Pero nunca, nunca, nunca había visto un cadáver tan asqueroso como el que esperaba sobre mi mesa de la morgue. Mi mesa de acero inoxidable, según el inventario, que suelo llamar de acero inolvidable, porque si eso es acero, yo soy una estrella del rock.

Y no lo soy.

­-Don Caronte -dijo Betito con el respeto de siempre-, mejor se descansa un poco o sale a cenar algo, que lleva aquí quince horas y se me va a enfermar.

Tenía razón, pero no podía dejar de mirar el cadáver asqueroso que tenía delante, ni de preguntarme por qué me parecía tan asqueroso.

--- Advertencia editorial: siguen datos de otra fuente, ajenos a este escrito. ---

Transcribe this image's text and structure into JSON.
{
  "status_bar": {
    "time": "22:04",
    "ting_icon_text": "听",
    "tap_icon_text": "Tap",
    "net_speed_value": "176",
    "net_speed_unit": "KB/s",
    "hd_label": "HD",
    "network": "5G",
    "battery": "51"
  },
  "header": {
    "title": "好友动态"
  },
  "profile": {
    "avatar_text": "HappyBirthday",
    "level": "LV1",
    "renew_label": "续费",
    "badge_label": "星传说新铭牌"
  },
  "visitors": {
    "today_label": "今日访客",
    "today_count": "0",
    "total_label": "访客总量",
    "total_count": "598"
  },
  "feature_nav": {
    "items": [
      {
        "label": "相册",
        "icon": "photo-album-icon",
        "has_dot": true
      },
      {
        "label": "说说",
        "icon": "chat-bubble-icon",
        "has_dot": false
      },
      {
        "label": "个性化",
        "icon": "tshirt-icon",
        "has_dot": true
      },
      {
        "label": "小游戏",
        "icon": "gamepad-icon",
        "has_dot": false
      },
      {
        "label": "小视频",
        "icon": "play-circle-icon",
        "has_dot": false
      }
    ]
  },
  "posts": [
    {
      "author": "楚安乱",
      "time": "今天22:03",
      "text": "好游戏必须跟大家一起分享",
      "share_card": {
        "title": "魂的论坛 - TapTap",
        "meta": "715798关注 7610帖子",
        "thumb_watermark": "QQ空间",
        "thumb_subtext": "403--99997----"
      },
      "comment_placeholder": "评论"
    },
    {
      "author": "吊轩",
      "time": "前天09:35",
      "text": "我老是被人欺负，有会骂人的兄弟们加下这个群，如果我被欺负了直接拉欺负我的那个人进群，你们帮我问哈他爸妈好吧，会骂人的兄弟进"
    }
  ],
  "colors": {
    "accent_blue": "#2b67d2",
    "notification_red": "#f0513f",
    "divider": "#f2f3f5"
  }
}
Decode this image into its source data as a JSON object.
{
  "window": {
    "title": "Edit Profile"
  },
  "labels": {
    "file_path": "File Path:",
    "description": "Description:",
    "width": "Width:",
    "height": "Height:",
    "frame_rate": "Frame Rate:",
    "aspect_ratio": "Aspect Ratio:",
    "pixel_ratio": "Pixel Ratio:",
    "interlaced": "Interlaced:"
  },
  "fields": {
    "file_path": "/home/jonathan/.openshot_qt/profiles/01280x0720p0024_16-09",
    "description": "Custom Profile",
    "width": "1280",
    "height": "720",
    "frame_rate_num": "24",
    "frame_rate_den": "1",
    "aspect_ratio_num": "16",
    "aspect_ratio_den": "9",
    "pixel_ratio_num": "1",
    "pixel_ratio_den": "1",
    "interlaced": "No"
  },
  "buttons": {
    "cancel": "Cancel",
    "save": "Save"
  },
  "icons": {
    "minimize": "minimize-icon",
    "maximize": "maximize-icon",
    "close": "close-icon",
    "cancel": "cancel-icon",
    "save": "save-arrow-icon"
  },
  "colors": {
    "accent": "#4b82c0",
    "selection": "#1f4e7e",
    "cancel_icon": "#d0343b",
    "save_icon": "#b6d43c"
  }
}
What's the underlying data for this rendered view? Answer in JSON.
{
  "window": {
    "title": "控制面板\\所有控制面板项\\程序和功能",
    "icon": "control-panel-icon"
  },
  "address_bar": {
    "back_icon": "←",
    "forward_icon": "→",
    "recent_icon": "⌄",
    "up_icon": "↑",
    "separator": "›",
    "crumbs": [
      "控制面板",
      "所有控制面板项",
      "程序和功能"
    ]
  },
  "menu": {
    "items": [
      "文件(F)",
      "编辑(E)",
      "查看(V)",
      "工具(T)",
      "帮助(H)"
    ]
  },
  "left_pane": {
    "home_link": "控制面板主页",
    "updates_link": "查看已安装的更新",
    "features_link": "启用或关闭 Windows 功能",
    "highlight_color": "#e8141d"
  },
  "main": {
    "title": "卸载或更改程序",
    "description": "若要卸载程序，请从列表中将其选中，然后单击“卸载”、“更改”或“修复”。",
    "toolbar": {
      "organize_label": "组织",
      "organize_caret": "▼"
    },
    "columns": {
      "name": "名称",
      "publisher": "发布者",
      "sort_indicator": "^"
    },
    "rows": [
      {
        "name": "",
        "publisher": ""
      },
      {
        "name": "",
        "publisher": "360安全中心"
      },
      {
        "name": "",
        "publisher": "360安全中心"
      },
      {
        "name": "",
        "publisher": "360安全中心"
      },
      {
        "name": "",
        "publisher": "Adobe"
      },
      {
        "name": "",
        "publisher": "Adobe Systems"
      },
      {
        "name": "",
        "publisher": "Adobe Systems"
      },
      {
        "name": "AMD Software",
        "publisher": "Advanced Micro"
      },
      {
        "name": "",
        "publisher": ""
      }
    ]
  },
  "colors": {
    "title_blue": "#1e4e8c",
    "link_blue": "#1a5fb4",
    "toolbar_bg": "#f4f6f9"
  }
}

A su lado, en la otra mesa de acero inolvidable, descansaba mi última obra. Un cadáver como deben ser los cadáveres. Nicolás Noletti. NN, hasta que por fin descubrimos su nombre y su escasa suerte de vagabundo sin techo por las calles de Ninguna. Murió del corazón, porque el corazón te mata cuando se cansa de esperar. La autopsia no dejaba dudas y me llevó menos de una hora. El trabajo duro vino después, fuera de mi turno oficial en la morgue, el trabajo que nadie me paga pero nadie se atreve a criticarme. Porque todos saben que tarde o temprano pasarán sobre mi mesa de acero inolvidable y desean que los mejore como mejoré a NN. Tal vez por eso no me reemplazan, me dejan vivir en el cuarto vacío del sótano y nadie dice nada de mis borracheras cotidianas, aunque murmuren que me acuesto con las muertas más curvosas después de adecentarlas.

No podría.

Lo he intentado pero no puedo.

Lo único que puedo hacer con los muertos es cumplir los trámites forenses sin demasiado celo, para dedicarme luego a lo importante: cambiarles la muerte, ya que no se les puede cambiar la vida. Betito me dijo una vez, hace años, que yo era un hombre bueno porque intentaba borrar de los cadáveres la huella de la muerte.

Betito no entiende nada.

Lo que intento es borrarles las huellas que la vida les dejó.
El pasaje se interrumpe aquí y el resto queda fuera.